On Feb. 18, 1964, the Beatles were in Miami Beach looking for something to do. Fresh off their appearance on The Ed Sullivan Show, they had already checked out the beach, such as it was. Someone suggested they visit the heavyweight champion Sonny Liston, then training nearby for an upcoming bout. But Liston, a grumbling bear of a man, had no time for Beatlemania.
So the Fab Four went to see his challenger, a handsome young Olympic gold medalist then known as Cassius Clay.
And thus the Beatles joined the throngs of tourists who, from the 1950s to the 1970s, made their way to Miami Beach's fabled 5th Street Gym, run by trainer Angelo Dundee and his brother, promoter extraordinaire Chris Dundee. John, Paul, George and Ringo clowned with Clay for the photographers, but left shaking their heads, convinced the mouthy youngster would be dismantled by Liston, who was favored 9 to 1.
Clay, who would shortly change his name to Muhammad Ali, proved them all wrong. His stunning seven-round success turned his training facility into "the epicenter of the boxing world," writes physician and Tampa native Ferdie Pacheco in his new book, Tales from the 5th Street Gym.
Some epicenter. The 5th Street Gym was above a drugstore in a seedy neighborhood two blocks west of the Atlantic Ocean. To get through the door meant getting past a cigar-chomping troll named Sully who charged everyone a quarter for admission, even reporters (unless Ali was there training for a bout, and then the price quadrupled). You climbed two flights of creaky stairs and found yourself in a vast room with peeling paint and a fly-specked mirror, a place that reeked of liniment and sweat, soured hopes and fevered dreams of future glory.
Near the sparring ring sat a group of gray-faced men with nicknames like Mumblin' Sam, Evil Eye and Sell-Out Moe. They all had stories to tell about what A.J. Liebling dubbed "the Sweet Science."
Reading this aptly titled book by the fabled Fight Doctor, as Pacheco was known, is like sitting down with those gray men and hearing their yarns firsthand. The narrative lacks coherence, but makes up for it with lots of color and raucous humor.
Thanks to the Dundee brothers, "the 5th Street Gym became the University of Boxing," Pacheco writes. "A trip to the gym was necessary to know boxing. On a daily basis, world-famous champions would work out next to four-round pugs."
Fight fans will especially love this book's many candid photos. A plus is a section of full-color paintings by Pacheco, an accomplished artist, of the gym and its denizens that in some ways better convey the flavor of the place than the black-and-white photos.
Pacheco does not shy away from portraying the darker side of boxing. He writes about how Chris Dundee started off working for mobster Frankie Carbo, who along with partner Blinky Palermo controlled the boxing industry in the North and incidentally owned Liston's contract. The book tells how Dundee discovered that, by moving his operation to Miami in 1950, he could set up fights without paying off 20 behind-the-scenes fixers.
There are stories about the radio announcer who threw a prostitute out a second-story window when he learned that she was really a he; the randy puncher whose death meant Pacheco could stop buying so much penicillin; the hangers-on who leeched off the big names like Ali.
To some extent, the 5th Street Gym owed its success to Fidel Castro. After El Jefe seized power, Cuban boxers found a safe haven at the 5th Street Gym, including several future welterweight and featherweight champs. Other exiled Cubans would pack the Miami Beach Auditorium every week to watch the matches that Chris Dundee promoted, guaranteeing the brothers a steady income between title fights.

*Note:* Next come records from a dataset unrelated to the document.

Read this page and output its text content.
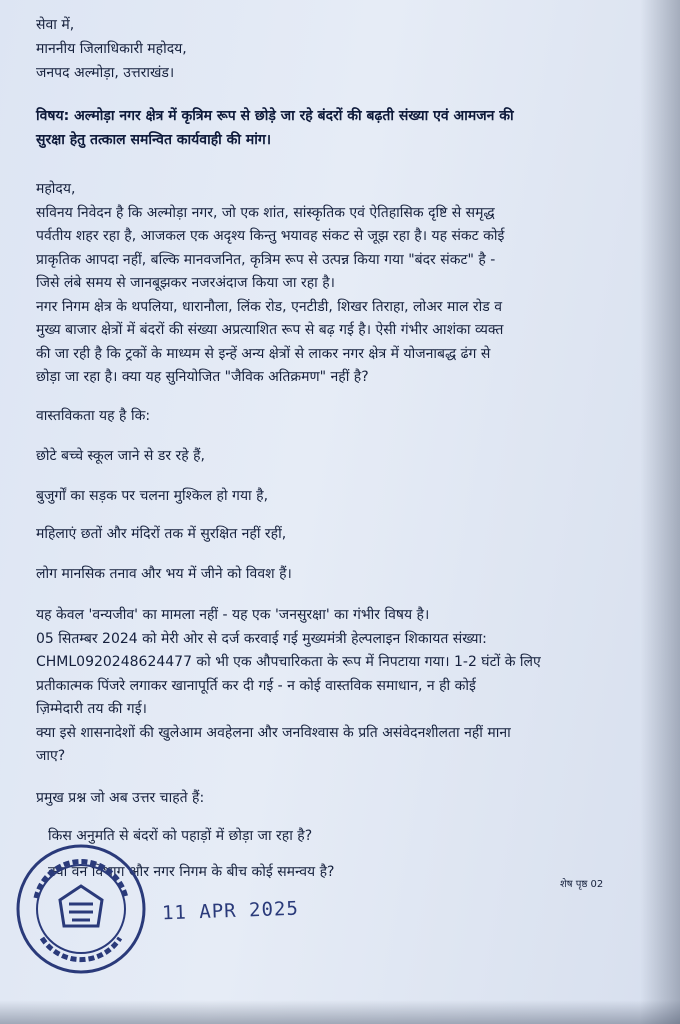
सेवा में,

माननीय जिलाधिकारी महोदय,

जनपद अल्मोड़ा, उत्तराखंड।

विषय: अल्मोड़ा नगर क्षेत्र में कृत्रिम रूप से छोड़े जा रहे बंदरों की बढ़ती संख्या एवं आमजन की

सुरक्षा हेतु तत्काल समन्वित कार्यवाही की मांग।

महोदय,

सविनय निवेदन है कि अल्मोड़ा नगर, जो एक शांत, सांस्कृतिक एवं ऐतिहासिक दृष्टि से समृद्ध

पर्वतीय शहर रहा है, आजकल एक अदृश्य किन्तु भयावह संकट से जूझ रहा है। यह संकट कोई

प्राकृतिक आपदा नहीं, बल्कि मानवजनित, कृत्रिम रूप से उत्पन्न किया गया "बंदर संकट" है -

जिसे लंबे समय से जानबूझकर नजरअंदाज किया जा रहा है।

नगर निगम क्षेत्र के थपलिया, धारानौला, लिंक रोड, एनटीडी, शिखर तिराहा, लोअर माल रोड व

मुख्य बाजार क्षेत्रों में बंदरों की संख्या अप्रत्याशित रूप से बढ़ गई है। ऐसी गंभीर आशंका व्यक्त

की जा रही है कि ट्रकों के माध्यम से इन्हें अन्य क्षेत्रों से लाकर नगर क्षेत्र में योजनाबद्ध ढंग से

छोड़ा जा रहा है। क्या यह सुनियोजित "जैविक अतिक्रमण" नहीं है?

वास्तविकता यह है कि:

छोटे बच्चे स्कूल जाने से डर रहे हैं,

बुजुर्गों का सड़क पर चलना मुश्किल हो गया है,

महिलाएं छतों और मंदिरों तक में सुरक्षित नहीं रहीं,

लोग मानसिक तनाव और भय में जीने को विवश हैं।

यह केवल 'वन्यजीव' का मामला नहीं - यह एक 'जनसुरक्षा' का गंभीर विषय है।

05 सितम्बर 2024 को मेरी ओर से दर्ज करवाई गई मुख्यमंत्री हेल्पलाइन शिकायत संख्या:

CHML0920248624477 को भी एक औपचारिकता के रूप में निपटाया गया। 1-2 घंटों के लिए

प्रतीकात्मक पिंजरे लगाकर खानापूर्ति कर दी गई - न कोई वास्तविक समाधान, न ही कोई

ज़िम्मेदारी तय की गई।

क्या इसे शासनादेशों की खुलेआम अवहेलना और जनविश्वास के प्रति असंवेदनशीलता नहीं माना

जाए?

प्रमुख प्रश्न जो अब उत्तर चाहते हैं:

किस अनुमति से बंदरों को पहाड़ों में छोड़ा जा रहा है?

क्या वन विभाग और नगर निगम के बीच कोई समन्वय है?

शेष पृष्ठ 02

11 APR 2025
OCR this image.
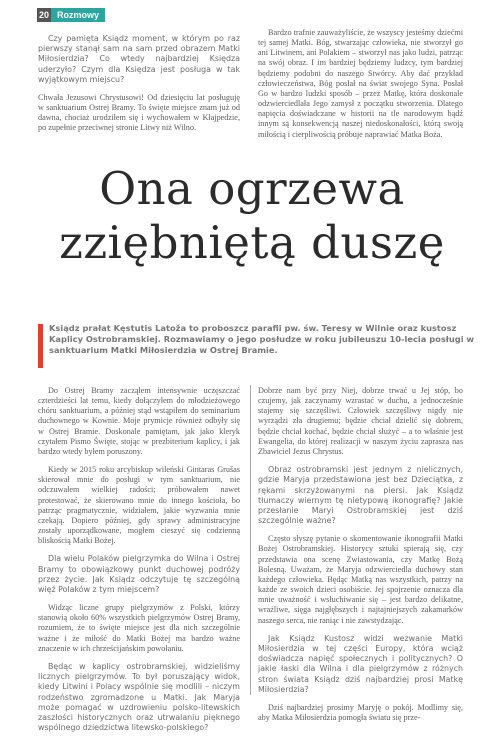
20 Rozmowy

Czy pamięta Ksiądz moment, w którym po raz pierwszy stanął sam na sam przed obrazem Matki Miłosierdzia? Co wtedy najbardziej Księdza uderzyło? Czym dla Księdza jest posługa w tak wyjątkowym miejscu?

Chwała Jezusowi Chrystusowi! Od dziesięciu lat posługuję w sanktuarium Ostrej Bramy. To święte miejsce znam już od dawna, chociaż urodziłem się i wychowałem w Kłajpedzie, po zupełnie przeciwnej stronie Litwy niż Wilno.

Bardzo trafnie zauważyliście, że wszyscy jesteśmy dziećmi tej samej Matki. Bóg, stwarzając człowieka, nie stworzył go ani Litwinem, ani Polakiem – stworzył nas jako ludzi, patrząc na swój obraz. I im bardziej będziemy ludzcy, tym bardziej będziemy podobni do naszego Stwórcy. Aby dać przykład człowieczeństwa, Bóg posłał na świat swojego Syna. Posłał Go w bardzo ludzki sposób – przez Matkę, która doskonale odzwierciedlała Jego zamysł z początku stworzenia. Dlatego napięcia doświadczane w historii na tle narodowym bądź innym są konsekwencją naszej niedoskonałości, którą swoją miłością i cierpliwością próbuje naprawiać Matka Boża.

Ona ogrzewa
zziębniętą duszę
Ksiądz prałat Kęstutis Latoža to proboszcz parafii pw. św. Teresy w Wilnie oraz kustosz Kaplicy Ostrobramskiej. Rozmawiamy o jego posłudze w roku jubileuszu 10-lecia posługi w sanktuarium Matki Miłosierdzia w Ostrej Bramie.

Do Ostrej Bramy zacząłem intensywnie uczęszczać czterdzieści lat temu, kiedy dołączyłem do młodzieżowego chóru sanktuarium, a później stąd wstąpiłem do seminarium duchownego w Kownie. Moje prymicje również odbyły się w Ostrej Bramie. Doskonale pamiętam, jak jako kleryk czytałem Pismo Święte, stojąc w prezbiterium kaplicy, i jak bardzo wtedy byłem poruszony.

Kiedy w 2015 roku arcybiskup wileński Gintaras Grušas skierował mnie do posługi w tym sanktuarium, nie odczuwałem wielkiej radości; próbowałem nawet protestować, że skierowano mnie do innego kościoła, bo patrząc pragmatycznie, widziałem, jakie wyzwania mnie czekają. Dopiero później, gdy sprawy administracyjne zostały uporządkowane, mogłem cieszyć się codzienną bliskością Matki Bożej.

Dla wielu Polaków pielgrzymka do Wilna i Ostrej Bramy to obowiązkowy punkt duchowej podróży przez życie. Jak Ksiądz odczytuje tę szczególną więź Polaków z tym miejscem?

Widząc liczne grupy pielgrzymów z Polski, którzy stanowią około 60% wszystkich pielgrzymów Ostrej Bramy, rozumiem, że to święte miejsce jest dla nich szczególnie ważne i że miłość do Matki Bożej ma bardzo ważne znaczenie w ich chrześcijańskim powołaniu.

Będąc w kaplicy ostrobramskiej, widzieliśmy licznych pielgrzymów. To był poruszający widok, kiedy Litwini i Polacy wspólnie się modlili – niczym rodzeństwo zgromadzone u Matki. Jak Maryja może pomagać w uzdrowieniu polsko-litewskich zaszłości historycznych oraz utrwalaniu pięknego wspólnego dziedzictwa litewsko-polskiego?

Dobrze nam być przy Niej, dobrze trwać u Jej stóp, bo czujemy, jak zaczynamy wzrastać w duchu, a jednocześnie stajemy się szczęśliwi. Człowiek szczęśliwy nigdy nie wyrządzi zła drugiemu; będzie chciał dzielić się dobrem, będzie chciał kochać, będzie chciał służyć – a to właśnie jest Ewangelia, do której realizacji w naszym życiu zaprasza nas Zbawiciel Jezus Chrystus.

Obraz ostrobramski jest jednym z nielicznych, gdzie Maryja przedstawiona jest bez Dzieciątka, z rękami skrzyżowanymi na piersi. Jak Ksiądz tłumaczy wiernym tę nietypową ikonografię? Jakie przesłanie Maryi Ostrobramskiej jest dziś szczególnie ważne?

Często słyszę pytanie o skomentowanie ikonografii Matki Bożej Ostrobramskiej. Historycy sztuki spierają się, czy przedstawia ona scenę Zwiastowania, czy Matkę Bożą Bolesną. Uważam, że Maryja odzwierciedla duchowy stan każdego człowieka. Będąc Matką nas wszystkich, patrzy na każde ze swoich dzieci osobiście. Jej spojrzenie oznacza dla mnie uważność i wsłuchiwanie się – jest bardzo delikatne, wrażliwe, sięga najgłębszych i najtajniejszych zakamarków naszego serca, nie raniąc i nie zawstydzając.

Jak Ksiądz Kustosz widzi wezwanie Matki Miłosierdzia w tej części Europy, która wciąż doświadcza napięć społecznych i politycznych? O jakie łaski dla Wilna i dla pielgrzymów z różnych stron świata Ksiądz dziś najbardziej prosi Matkę Miłosierdzia?

Dziś najbardziej prosimy Maryję o pokój. Modlimy się, aby Matka Miłosierdzia pomogła światu się prze-
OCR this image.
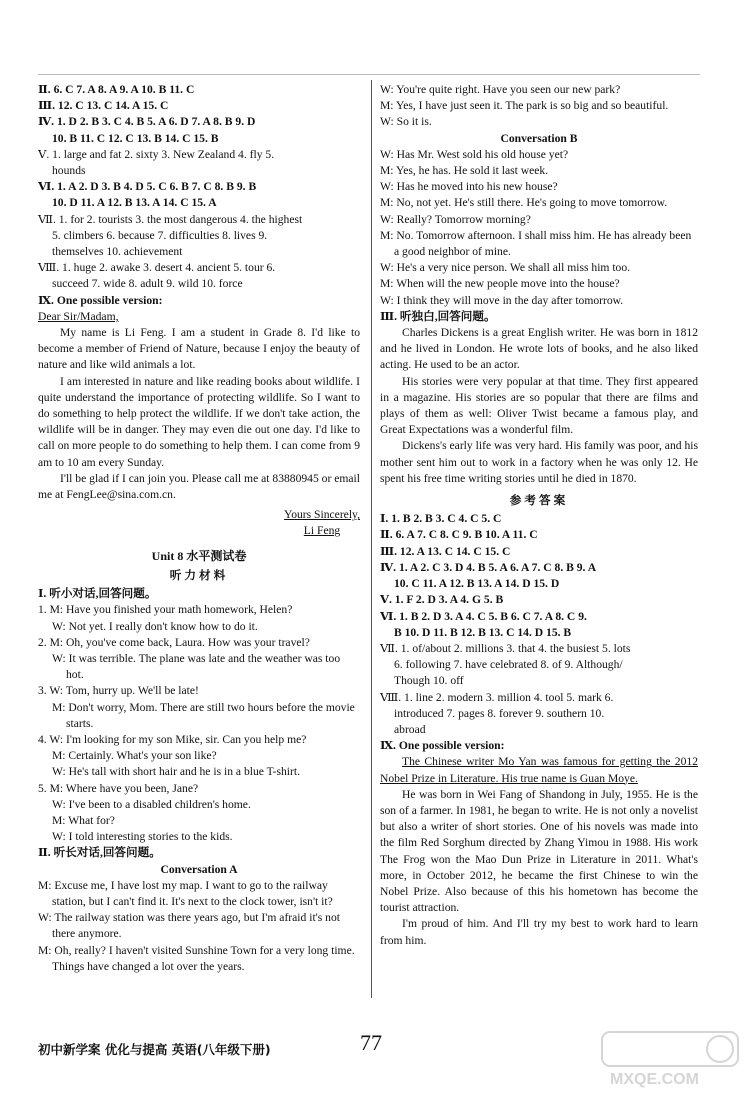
Ⅱ. 6. C 7. A 8. A 9. A 10. B 11. C

Ⅲ. 12. C 13. C 14. A 15. C

Ⅳ. 1. D 2. B 3. C 4. B 5. A 6. D 7. A 8. B 9. D

10. B 11. C 12. C 13. B 14. C 15. B

Ⅴ. 1. large and fat 2. sixty 3. New Zealand 4. fly 5.

hounds

Ⅵ. 1. A 2. D 3. B 4. D 5. C 6. B 7. C 8. B 9. B

10. D 11. A 12. B 13. A 14. C 15. A

Ⅶ. 1. for 2. tourists 3. the most dangerous 4. the highest

5. climbers 6. because 7. difficulties 8. lives 9.

themselves 10. achievement

Ⅷ. 1. huge 2. awake 3. desert 4. ancient 5. tour 6.

succeed 7. wide 8. adult 9. wild 10. force

Ⅸ. One possible version:

Dear Sir/Madam,

My name is Li Feng. I am a student in Grade 8. I'd like to become a member of Friend of Nature, because I enjoy the beauty of nature and like wild animals a lot.

I am interested in nature and like reading books about wildlife. I quite understand the importance of protecting wildlife. So I want to do something to help protect the wildlife. If we don't take action, the wildlife will be in danger. They may even die out one day. I'd like to call on more people to do something to help them. I can come from 9 am to 10 am every Sunday.

I'll be glad if I can join you. Please call me at 83880945 or email me at FengLee@sina.com.cn.

Yours Sincerely,

Li Feng

Unit 8 水平测试卷
听力材料

Ⅰ. 听小对话,回答问题。

1. M: Have you finished your math homework, Helen?

W: Not yet. I really don't know how to do it.

2. M: Oh, you've come back, Laura. How was your travel?

W: It was terrible. The plane was late and the weather was too hot.

3. W: Tom, hurry up. We'll be late!

M: Don't worry, Mom. There are still two hours before the movie starts.

4. W: I'm looking for my son Mike, sir. Can you help me?

M: Certainly. What's your son like?

W: He's tall with short hair and he is in a blue T-shirt.

5. M: Where have you been, Jane?

W: I've been to a disabled children's home.

M: What for?

W: I told interesting stories to the kids.

Ⅱ. 听长对话,回答问题。

Conversation A

M: Excuse me, I have lost my map. I want to go to the railway station, but I can't find it. It's next to the clock tower, isn't it?

W: The railway station was there years ago, but I'm afraid it's not there anymore.

M: Oh, really? I haven't visited Sunshine Town for a very long time. Things have changed a lot over the years.

W: You're quite right. Have you seen our new park?

M: Yes, I have just seen it. The park is so big and so beautiful.

W: So it is.

Conversation B

W: Has Mr. West sold his old house yet?

M: Yes, he has. He sold it last week.

W: Has he moved into his new house?

M: No, not yet. He's still there. He's going to move tomorrow.

W: Really? Tomorrow morning?

M: No. Tomorrow afternoon. I shall miss him. He has already been a good neighbor of mine.

W: He's a very nice person. We shall all miss him too.

M: When will the new people move into the house?

W: I think they will move in the day after tomorrow.

Ⅲ. 听独白,回答问题。

Charles Dickens is a great English writer. He was born in 1812 and he lived in London. He wrote lots of books, and he also liked acting. He used to be an actor.

His stories were very popular at that time. They first appeared in a magazine. His stories are so popular that there are films and plays of them as well: Oliver Twist became a famous play, and Great Expectations was a wonderful film.

Dickens's early life was very hard. His family was poor, and his mother sent him out to work in a factory when he was only 12. He spent his free time writing stories until he died in 1870.

参考答案

Ⅰ. 1. B 2. B 3. C 4. C 5. C

Ⅱ. 6. A 7. C 8. C 9. B 10. A 11. C

Ⅲ. 12. A 13. C 14. C 15. C

Ⅳ. 1. A 2. C 3. D 4. B 5. A 6. A 7. C 8. B 9. A

10. C 11. A 12. B 13. A 14. D 15. D

Ⅴ. 1. F 2. D 3. A 4. G 5. B

Ⅵ. 1. B 2. D 3. A 4. C 5. B 6. C 7. A 8. C 9.

B 10. D 11. B 12. B 13. C 14. D 15. B

Ⅶ. 1. of/about 2. millions 3. that 4. the busiest 5. lots

6. following 7. have celebrated 8. of 9. Although/

Though 10. off

Ⅷ. 1. line 2. modern 3. million 4. tool 5. mark 6.

introduced 7. pages 8. forever 9. southern 10.

abroad

Ⅸ. One possible version:

The Chinese writer Mo Yan was famous for getting the 2012 Nobel Prize in Literature. His true name is Guan Moye.

He was born in Wei Fang of Shandong in July, 1955. He is the son of a farmer. In 1981, he began to write. He is not only a novelist but also a writer of short stories. One of his novels was made into the film Red Sorghum directed by Zhang Yimou in 1988. His work The Frog won the Mao Dun Prize in Literature in 2011. What's more, in October 2012, he became the first Chinese to win the Nobel Prize. Also because of this his hometown has become the tourist attraction.

I'm proud of him. And I'll try my best to work hard to learn from him.

初中新学案 优化与提高 英语(八年级下册)	77
MXQE.COM
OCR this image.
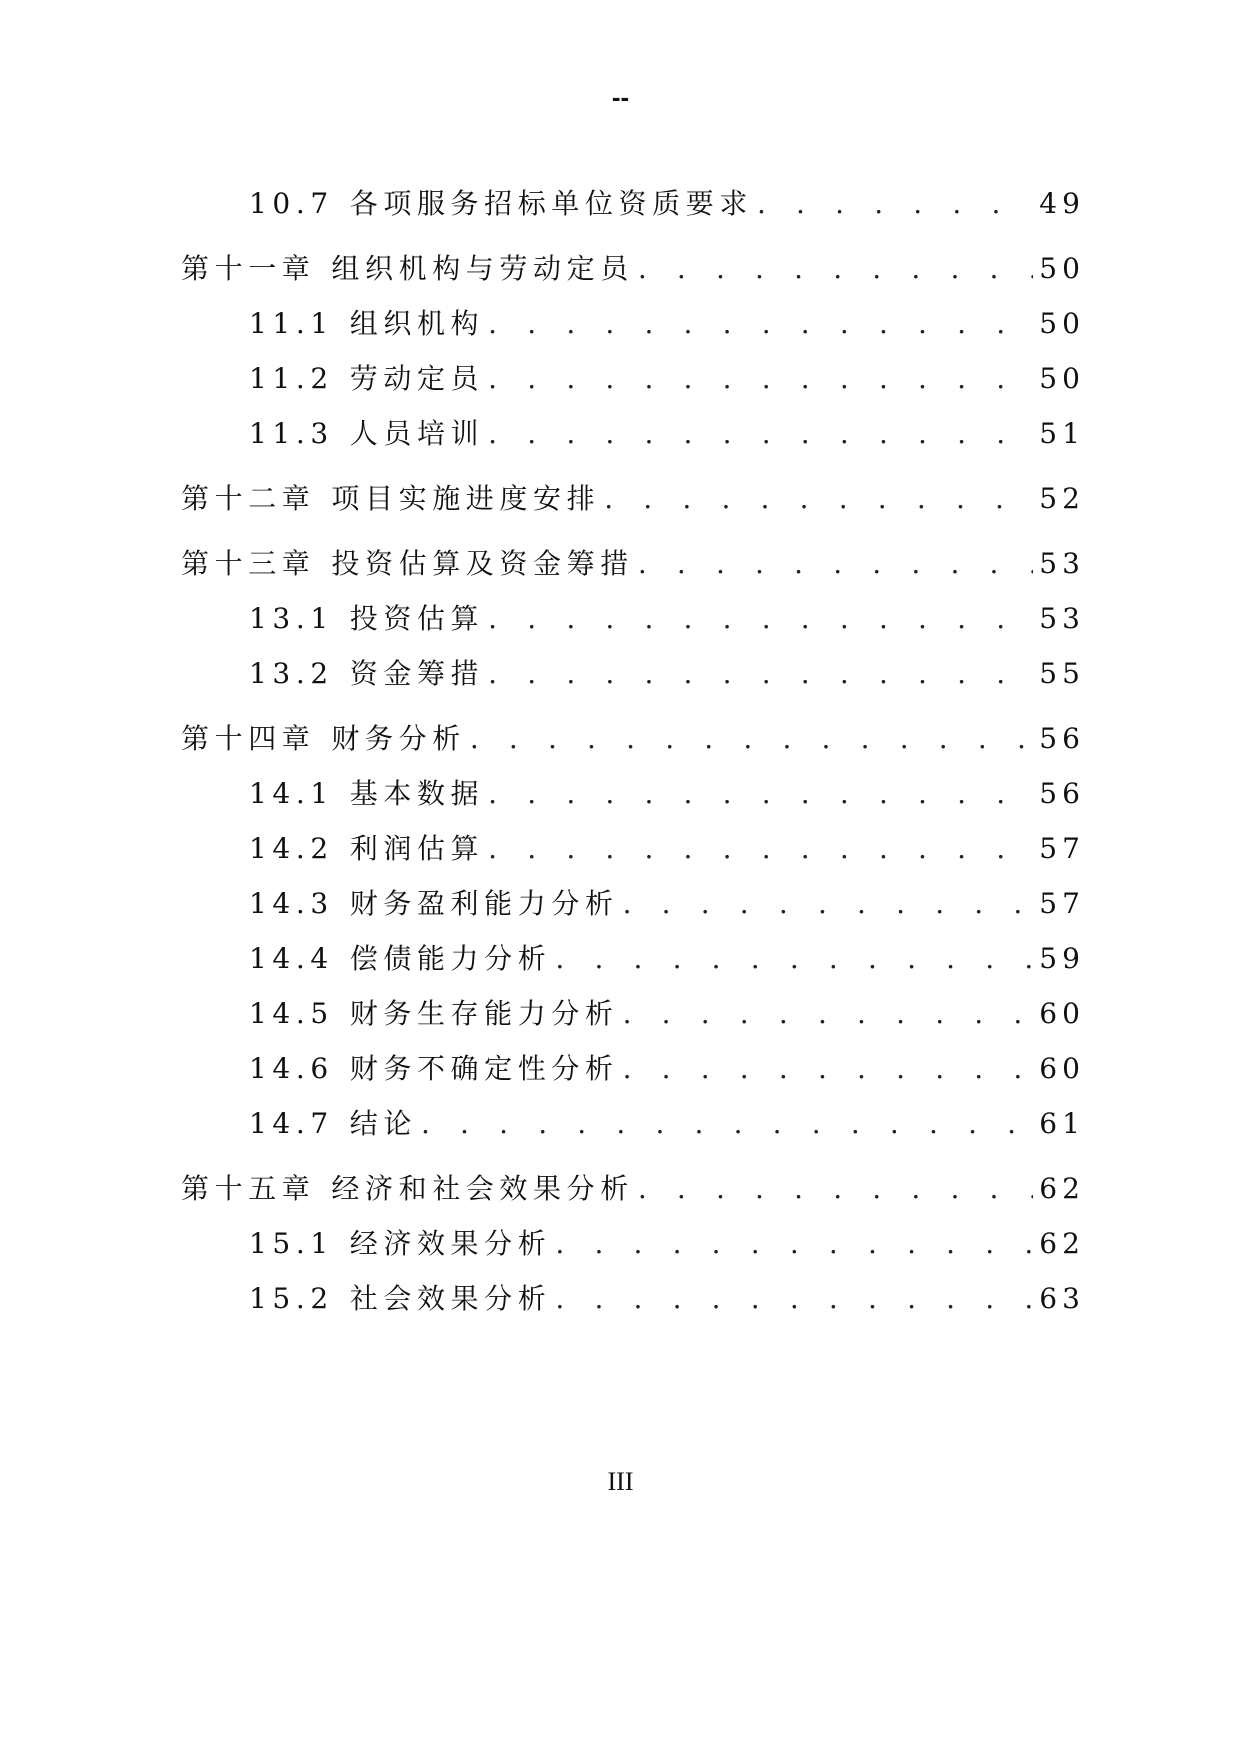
--
10.7 各项服务招标单位资质要求 . . .	49
第十一章 组织机构与劳动定员 . . .	50
11.1 组织机构 . . .	50
11.2 劳动定员 . . .	50
11.3 人员培训 . . .	51
第十二章 项目实施进度安排 . . .	52
第十三章 投资估算及资金筹措 . . .	53
13.1 投资估算 . . .	53
13.2 资金筹措 . . .	55
第十四章 财务分析 . . .	56
14.1 基本数据 . . .	56
14.2 利润估算 . . .	57
14.3 财务盈利能力分析 . . .	57
14.4 偿债能力分析 . . .	59
14.5 财务生存能力分析 . . .	60
14.6 财务不确定性分析 . . .	60
14.7 结论 . . .	61
第十五章 经济和社会效果分析 . . .	62
15.1 经济效果分析 . . .	62
15.2 社会效果分析 . . .	63
III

Plenty of big-name boxers jab their way through these pages — Sugar Ray Leonard, Ezzard Charles and Jake LaMotta, to name a few — but Ali is the one to whom Pacheco (and the handful of co-authors he invited to join him in spinning yarns) returns again and again. The anecdotes, when strung together, paint a heartbreaking portrait:
Here is the young Ali, turning down a ride in Pacheco's car so he can run 4 miles to the gym from the segregation-era hotel where he had to stay — and then making his return trip running backward to improve his footwork. Here is Ali the world champion, banned from boxing because of his refusal to fight in Vietnam, forced by money needs to agree to a scripted fight against retired champ Rocky Marciano, with the outcome to be determined by a computer.
And here is Ali in decline, taking his last beating in the ring at the hands of an artless nobody, despite Pacheco's warnings about what the damage would do to his nervous system.
But Ali, despite his ongoing deterioration from Parkinson's disease, nevertheless has outlasted his training ground. As with much of Florida's historical past, development plans KO'd the 5th Street Gym in 1993. There's a plaque now where Sully used to collect his quarters, but this richly illustrated book makes a more fitting memorial to its sweaty yet glorious past.